W jaki sposób działa gałka oczna ssaków? Gdy rozglądamy się po okolicy, światło po przejściu przez rogówkę i soczewkę pada na kulistą siatkówkę. Wyścielają ją komórki światłoczułe: czopki i pręciki, pod którymi leżą neurony przewodzące bodźce wzrokowe.

Reklama

Konstrukcja ta, niby prosta, okazała się jednak wyjątkowo trudna do skopiowania. Prace nad urządzeniem, które działałoby dokładnie tak jak oko człowieka, trwają od ponad 20 lat. I mimo starań nie zdołano znaleźć rozwiązań, które dorównałyby tym wykorzystanym przez naturę. Uczonym całkiem nieźle udawała się budowa płaskich materiałów światłoczułych (takich jak matryce w aparatach fotograficznych). Do tego celu wykorzystywano półprzewodniki, plastik lub szkło. Jednak ugięcie ich - co m.in. zwiększyłoby kąt widzenia oraz ilość rejestrowanego przez urządzenie światła - nigdy nie skończyło się powodzeniem.

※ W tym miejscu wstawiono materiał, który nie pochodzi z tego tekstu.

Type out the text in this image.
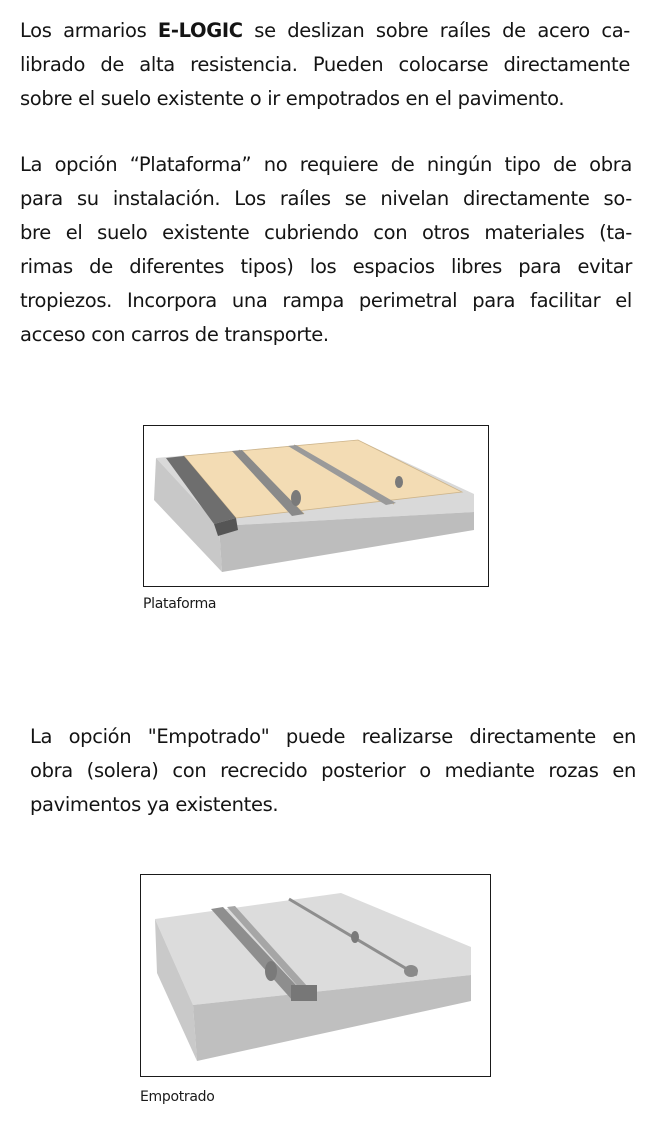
Los armarios E-LOGIC se deslizan sobre raíles de acero ca-
librado de alta resistencia. Pueden colocarse directamente
sobre el suelo existente o ir empotrados en el pavimento.
La opción “Plataforma” no requiere de ningún tipo de obra
para su instalación. Los raíles se nivelan directamente so-
bre el suelo existente cubriendo con otros materiales (ta-
rimas de diferentes tipos) los espacios libres para evitar
tropiezos. Incorpora una rampa perimetral para facilitar el
acceso con carros de transporte.
Plataforma
La opción "Empotrado" puede realizarse directamente en
obra (solera) con recrecido posterior o mediante rozas en
pavimentos ya existentes.
Empotrado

Nie umiejąc uwypuklić części światłoczułej, inżynierowie chwytali się innych sposobów. I tak np. w aparatach fotograficznych, by zniwelować nieco płaskość matrycy i zniekształcenia na brzegach obrazu, stosuje się skomplikowany system soczewek.

Wydaje się jednak, że problem wypukłości został wreszcie przełamany. Naukowcy z uniwersytetów w Illinois i Northwestern po raz pierwszy stworzyli coś, co można nazwać sztuczną siatkówką. Materiałem światłoczułym, jaki wykorzystali, są monokryształy krzemu występujące w bateriach słonecznych oraz wielu używanych przez nas na co dzień urządzeniach elektrycznych. Cała zaś sztuka polegała na zastosowaniu takiego procesu produkcji, by krzem spełniał swoje zadania nie tylko wtedy, gdy będzie leżał płasko, lecz także wtedy, gdy umieści się go na półkuli.

W tym celu uczeni opracowali specjalny system konstrukcji sztucznego oka. Składa się on z kilku etapów. Najpierw z elastycznego tworzywa sztucznego powstaje półkula. Potem uformowaną w ten sposób gumę rozciąga się, tak by stała się zupełnie płaska. Nanosi się na nią monokryształy krzemu połączone metalowymi mikrodrucikami i uwalnia, by ponownie odkształciła się w półkulę. Co istotne, uginają się wtedy druciki, a nie krzem. Następnie tak wygięte monokryształy krzemu przenosi się na szklaną powierzchnię (oczywiście w kształcie sfery), dołącza prostą soczewkę i podpina do elektroniki. I w ten sposób powstaje niewielka (o średnicy ok. 2 cm), a jednocześnie bardzo efektywna kamera budową przypominająca ludzkie oko.

"Sposób konstrukcji, jaki zastosowaliśmy, sprawi, że w przyszłości elektronika może trafić do miejsc, o których wcześniej w ogóle byśmy nie pomyśleli" - mówi John Rogers, jeden z autorów opublikowanej w "Nature” pracy. I nie chodzi mu wyłącznie o roboty, które wyposażone w takie oczy, przypominałyby Terminatora, albo o protezy dla niewidomych. Jednym z możliwych zastosowań nowej kamery byłoby wykorzystanie jej jako czujnika znajdującego się wewnątrz ciała, pozwalającego np. na śledzenie ilości tlenu, jaki znajduje się w krwiobiegu.